Correct Article 40
PP Nomor 86 Tahun 2019 | Peraturan Pemerintah Nomor 86 Tahun 2019 tentang KEAMANAN PANGAN
Current Text
(1) Pengujian laboratorium merupakan persyaratan dalam rangka:
a. pemberian sertifikat jaminan Keamanan Pangan dan Mutu Pangan sebagaimana dimaksud dalam Pasal 30;
b. pendaftaran sarana produksi sebagaimana dimaksud dalam Pasal 33;
c. pemberian izin edar Pangan Olahan sebagaimana dimaksud dalam Pasal 34;
d. pemberian sertifikat produksi Pangan Olahan industri rumah tangga sebagaimana dimaksud dalam Pasal 35;
e. penerbitan nomor registrasi dan nomor pendaftaran sebagaimana dimaksud dalam Pasal 38; dan
f. penerbitan sertifikat untuk pangan segar asal Ikan sebagaimana dimaksud dalam Pasal 39.
(2) Pengujian laboratorium sebagaimana dimaksud pada ayat (1) paling sedikit meliputi:
a. jenis Pangan;
b. parameter uji; dan
c. metode pengujian.
(3) Menteri yang menyelenggarakan urusan pemerintahan di bidang pertanian atau menteri yang menyelenggarakan urusan pemerintahan di bidang kelautan dan perikanan berwenang MENETAPKAN persyaratan Keamanan Pangan dan mutu Pangan Segar yang harus diuji secara laboratoris sebelum diedarkan.
(4) Kepala Badan MENETAPKAN persyaratan Keamanan Pangan dan Mutu Pangan Olahan yang harus diuji secara laboratoris sebelum diedarkan.

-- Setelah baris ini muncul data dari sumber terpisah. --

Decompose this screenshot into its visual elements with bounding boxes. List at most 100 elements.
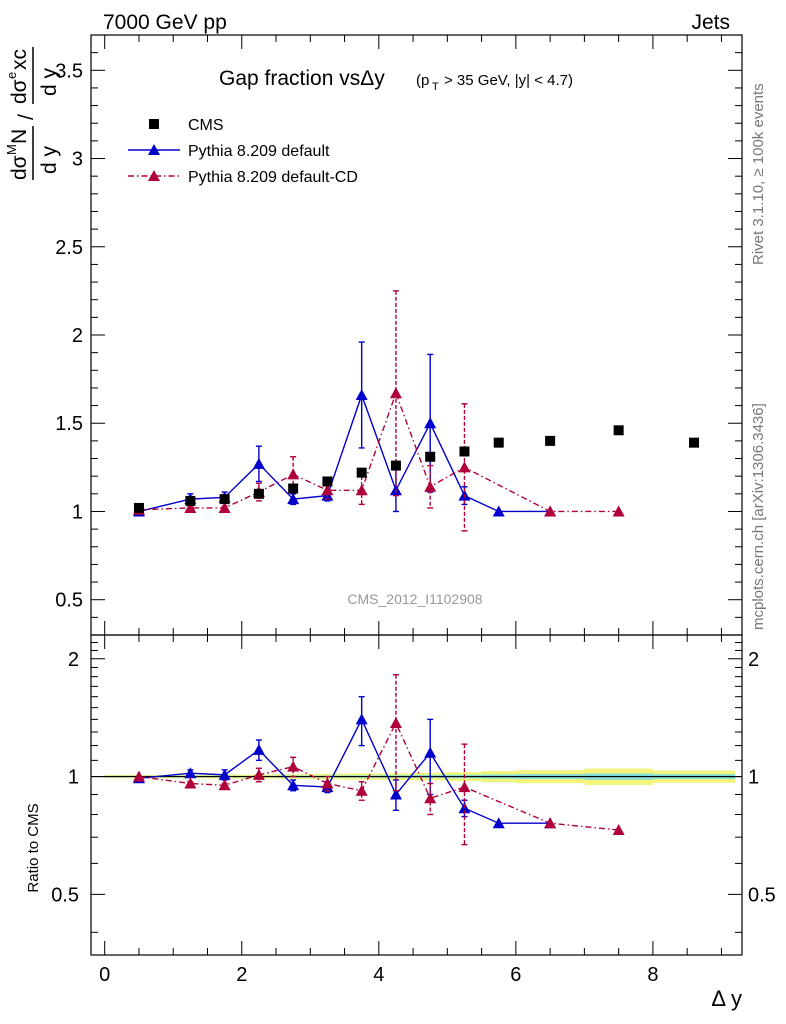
- cms-point: [459, 446, 470, 457]
- ratio-pythia-default-cd-point: [612, 824, 625, 836]
- ratio-pythia-default-point: [218, 768, 231, 780]
- svg-text:M: M: [4, 144, 19, 155]
- cms-point: [390, 460, 401, 471]
- ratio-pythia-default-point: [424, 746, 437, 758]
- pythia-default-point: [252, 457, 265, 469]
- ratio-y-tick-label-right: 2: [748, 649, 759, 671]
- pythia-default-cd-point: [424, 480, 437, 492]
- pythia-default-cd-point: [321, 484, 334, 496]
- svg-text:xc: xc: [8, 49, 31, 70]
- main-y-axis-label: dσ M N d y / dσ e xc d y: [4, 47, 61, 180]
- ratio-frame: [90, 634, 743, 956]
- pythia-default-cd-point: [389, 387, 402, 399]
- rivet-label: Rivet 3.1.10, ≥ 100k events: [750, 83, 767, 265]
- cms-point: [253, 488, 264, 499]
- ratio-y-tick-label: 1: [68, 767, 79, 789]
- y-tick-label: 3: [72, 149, 83, 171]
- ratio-y-tick-label-right: 1: [748, 767, 759, 789]
- pythia-default-cd-point: [612, 505, 625, 517]
- header-right: Jets: [691, 11, 730, 34]
- cms-point: [288, 483, 299, 494]
- ratio-pythia-default-point: [389, 788, 402, 800]
- ratio-pythia-default-point: [252, 743, 265, 755]
- y-tick-label: 2: [72, 325, 83, 347]
- ratio-pythia-default-cd-point: [389, 717, 402, 729]
- y-tick-label: 2.5: [55, 237, 83, 259]
- legend-marker: [148, 170, 160, 181]
- ratio-pythia-default-cd-point: [355, 784, 368, 796]
- legend-marker: [148, 144, 160, 155]
- svg-text:dσ: dσ: [8, 155, 31, 180]
- pythia-default-point: [492, 505, 505, 517]
- svg-text:T: T: [432, 81, 439, 93]
- cms-point: [219, 494, 230, 505]
- x-tick-label: 0: [99, 964, 110, 986]
- ratio-pythia-default-cd-point: [424, 792, 437, 804]
- ratio-pythia-default-point: [287, 779, 300, 791]
- pythia-default-line: [138, 392, 551, 513]
- ratio-pythia-default-cd-point: [287, 760, 300, 772]
- x-tick-label: 6: [510, 964, 521, 986]
- pythia-default-cd-point: [355, 484, 368, 496]
- ratio-pythia-default-cd-point: [132, 770, 145, 782]
- svg-text:> 35 GeV, |y| < 4.7): > 35 GeV, |y| < 4.7): [444, 72, 573, 89]
- cms-point: [185, 495, 196, 506]
- svg-text:(p: (p: [416, 72, 429, 89]
- cms-point: [545, 435, 556, 446]
- svg-text:d y: d y: [38, 145, 61, 174]
- ratio-y-axis-label: Ratio to CMS: [25, 803, 42, 892]
- svg-text:/: /: [15, 114, 38, 120]
- pythia-default-cd-point: [218, 501, 231, 513]
- ratio-pythia-default-cd-point: [544, 817, 557, 829]
- cms-point: [322, 476, 333, 487]
- mcplots-label: mcplots.cern.ch [arXiv:1306.3436]: [750, 403, 767, 630]
- x-tick-label: 8: [647, 964, 658, 986]
- cms-point: [425, 451, 436, 462]
- ratio-pythia-default-cd-point: [218, 779, 231, 791]
- x-axis-label: Δ y: [711, 986, 742, 1011]
- pythia-default-cd-line: [138, 391, 619, 513]
- cms-point: [689, 437, 700, 448]
- svg-text:dσ: dσ: [8, 79, 31, 104]
- main-panel: 0.5 1 1.5 2 2.5 3 3.5: [55, 34, 743, 636]
- ratio-pythia-default-point: [184, 767, 197, 779]
- x-tick-label: 2: [236, 964, 247, 986]
- legend-marker: [149, 119, 159, 129]
- cms-point: [133, 502, 144, 513]
- ratio-pythia-default-cd-point: [321, 777, 334, 789]
- x-tick-label: 4: [373, 964, 384, 986]
- legend-label: Pythia 8.209 default: [188, 143, 330, 160]
- ratio-pythia-default-cd-point: [252, 768, 265, 780]
- y-tick-label: 3.5: [55, 60, 83, 82]
- ratio-pythia-default-line: [138, 717, 551, 824]
- y-tick-label: 0.5: [55, 590, 83, 612]
- pythia-default-point: [287, 493, 300, 505]
- ratio-pythia-default-point: [492, 817, 505, 829]
- ratio-pythia-default-cd-line: [138, 721, 619, 831]
- cms-point: [493, 437, 504, 448]
- ratio-y-tick-label: 2: [68, 649, 79, 671]
- ratio-pythia-default-cd-point: [458, 781, 471, 793]
- svg-text:e: e: [4, 72, 19, 79]
- y-tick-label: 1.5: [55, 413, 83, 435]
- cms-point: [613, 425, 624, 436]
- pythia-default-cd-point: [287, 468, 300, 480]
- pythia-default-cd-point: [184, 501, 197, 513]
- pythia-default-cd-point: [544, 505, 557, 517]
- svg-text:N: N: [8, 129, 31, 144]
- pythia-default-point: [355, 389, 368, 400]
- legend-label: Pythia 8.209 default-CD: [188, 169, 358, 186]
- ratio-y-tick-label: 0.5: [51, 884, 79, 906]
- y-tick-label: 1: [72, 501, 83, 523]
- svg-text:d y: d y: [38, 67, 61, 96]
- cms-point: [356, 467, 367, 478]
- legend: CMS Pythia 8.209 default Pythia 8.209 defa…: [128, 117, 358, 186]
- analysis-watermark: CMS_2012_I1102908: [347, 591, 482, 607]
- header-left: 7000 GeV pp: [103, 11, 227, 34]
- chart-title: Gap fraction vsΔy: [219, 67, 385, 90]
- pythia-default-point: [424, 417, 437, 429]
- ratio-panel: 0 2 4 6 8 0.5 0.5 1 1 2 2: [51, 634, 776, 986]
- ratio-y-tick-label-right: 0.5: [748, 884, 776, 906]
- ratio-pythia-default-point: [355, 713, 368, 725]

(5) Dalam hal Pangan Olahan berupa Pangan Olahan Siap Saji, menteri yang menyelenggarakan urusan pemerintahan di bidang kesehatan MENETAPKAN persyaratan Keamanan Pangan dan Mutu Pangan Olahan Siap Saji yang harus diuji secara laboratoris.
(6) Penetapan persyaratan pengujian laboratorium sebagaimana dimaksud pada ayat (3), ayat (4), dan ayat (5) dilakukan secara bertahap berdasarkan Kajian Risiko Keamanan Pangan.
(7) Pengujian laboratorium sebagaimana dimaksud pada ayat (1) dan ayat (2) dilakukan di laboratorium yang ditunjuk oleh dan/atau yang telah memperoleh akreditasi dari menteri yang menyelenggarakan urusan pemerintahan di bidang pertanian, menteri yang menyelenggarakan urusan pemerintahan di bidang kelautan dan perikanan, menteri yang menyelenggarakan urusan pemerintahan di bidang kesehatan, atau Kepala Badan.